- Written by: Mikhail Lvovsky
- Directed by: Nikolai Alexandrovich
- Starring: Sergey Prokhanov Valentina Talyzina; Tatyana Lebedkova; ;
- Music by: Vladimir Shainsky
- Country of origin: Soviet Union
- Original language: Russian

Production
- Cinematography: Vladimir Brusin
- Editors: G. Vladimirskaya; L. Panova; G. Shmovanova;
- Running time: 135 minutes
- Production company: Studio Ekran

Original release
- Release: 1979

= The Luncheon on the Grass (film) =

The Luncheon on the Grass (Завтрак на траве) is a 1979 Soviet children's two-part television film directed by Nikolai Alexandrovich based on the stories of Anatoly Chernousov.

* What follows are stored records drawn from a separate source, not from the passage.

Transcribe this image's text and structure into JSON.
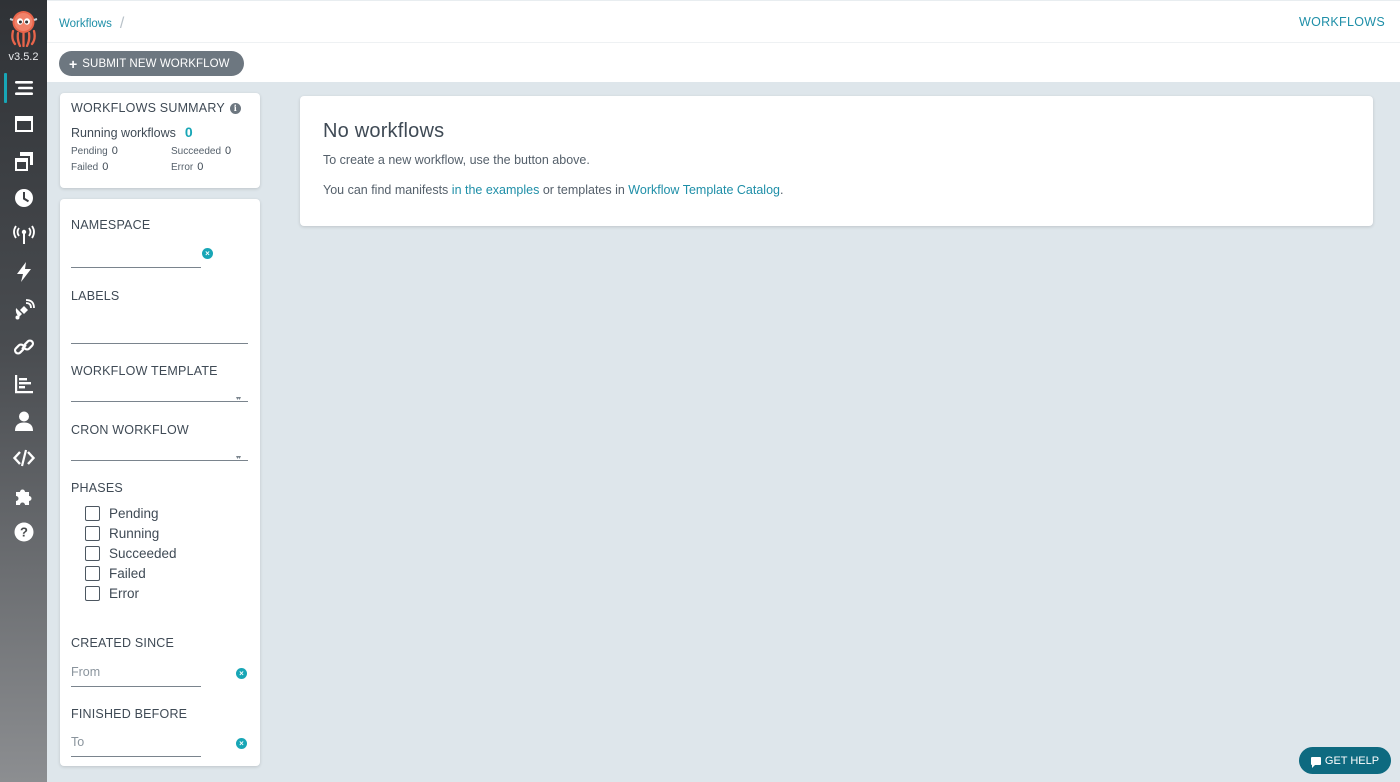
{
  "app": {
    "version": "v3.5.2",
    "colors": {
      "accent": "#18a6b6",
      "link": "#1f8fa8",
      "button": "#6d7780",
      "help": "#0e6a80",
      "background": "#dee6eb"
    }
  },
  "sidebar": {
    "items": [
      {
        "icon": "workflows-list-icon",
        "active": true
      },
      {
        "icon": "workflow-templates-icon"
      },
      {
        "icon": "cluster-workflow-templates-icon"
      },
      {
        "icon": "cron-workflows-clock-icon"
      },
      {
        "icon": "event-sources-antenna-icon"
      },
      {
        "icon": "sensors-bolt-icon"
      },
      {
        "icon": "event-flow-satellite-icon"
      },
      {
        "icon": "api-docs-link-icon"
      },
      {
        "icon": "reports-chart-icon"
      },
      {
        "icon": "user-icon"
      },
      {
        "icon": "api-code-icon"
      },
      {
        "icon": "plugins-puzzle-icon"
      },
      {
        "icon": "help-icon"
      }
    ]
  },
  "header": {
    "breadcrumb": "Workflows",
    "title": "WORKFLOWS",
    "submit_label": "SUBMIT NEW WORKFLOW"
  },
  "summary": {
    "title": "WORKFLOWS SUMMARY",
    "running_label": "Running workflows",
    "running_count": "0",
    "pending_label": "Pending",
    "pending_count": "0",
    "succeeded_label": "Succeeded",
    "succeeded_count": "0",
    "failed_label": "Failed",
    "failed_count": "0",
    "error_label": "Error",
    "error_count": "0"
  },
  "filters": {
    "namespace_label": "NAMESPACE",
    "namespace_value": "",
    "labels_label": "LABELS",
    "labels_value": "",
    "workflow_template_label": "WORKFLOW TEMPLATE",
    "cron_workflow_label": "CRON WORKFLOW",
    "phases_label": "PHASES",
    "phases": [
      "Pending",
      "Running",
      "Succeeded",
      "Failed",
      "Error"
    ],
    "created_since_label": "CREATED SINCE",
    "created_since_placeholder": "From",
    "finished_before_label": "FINISHED BEFORE",
    "finished_before_placeholder": "To"
  },
  "main": {
    "empty_title": "No workflows",
    "empty_text": "To create a new workflow, use the button above.",
    "manifests_prefix": "You can find manifests ",
    "examples_link": "in the examples",
    "templates_middle": " or templates in ",
    "catalog_link": "Workflow Template Catalog",
    "suffix": "."
  },
  "help_button": "GET HELP"
}
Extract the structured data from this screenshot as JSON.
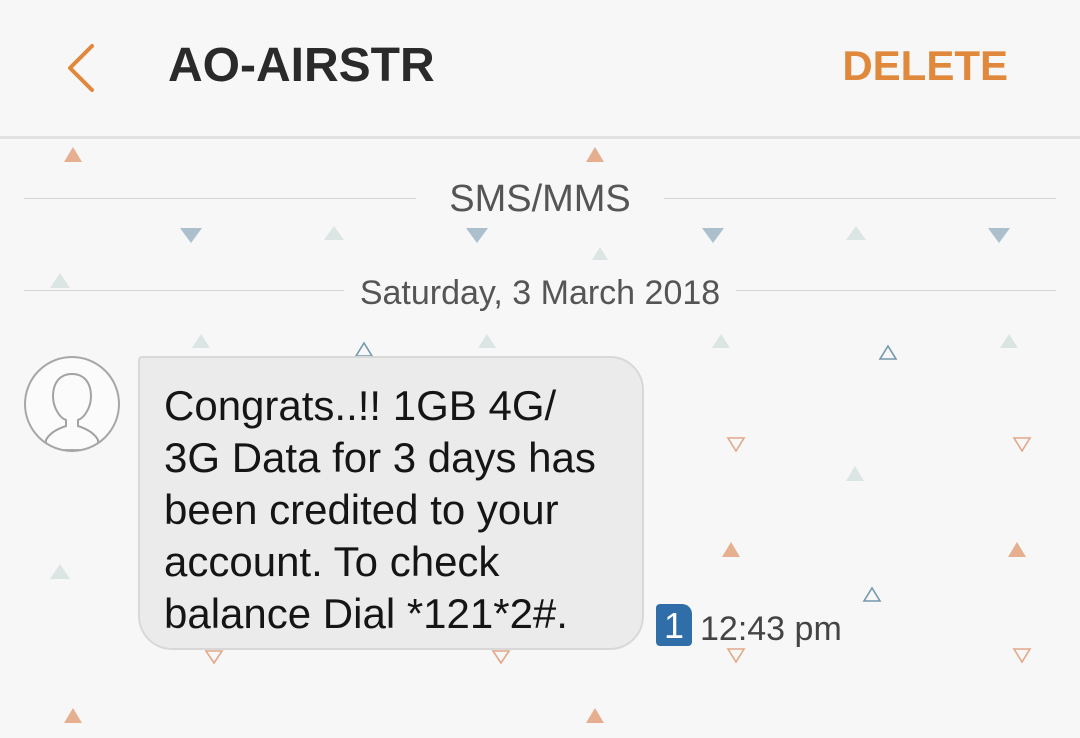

The film is titled after the painting Le Déjeuner sur l’herbe / The Luncheon on the Grass by Claude Monet from the album of the Impressionists, presented to young cartoonist-surrealist Dima Murashkin by Pioneer leader Ivan Kovalyov.

==Plot==
Graduate Ivan Nikolayevich Kovalev is preparing to enter the institute. His friend Sergei Pavlovich convinces Ivan to engage in this training in the pioneer camp as a pioneer leader, where there is plenty of free time and sun. Ivan agrees, but after a few days he regrets very much about his decision: the pioneers smoke constantly and ignore the daily schedule, and there is no peace and quiet for studying.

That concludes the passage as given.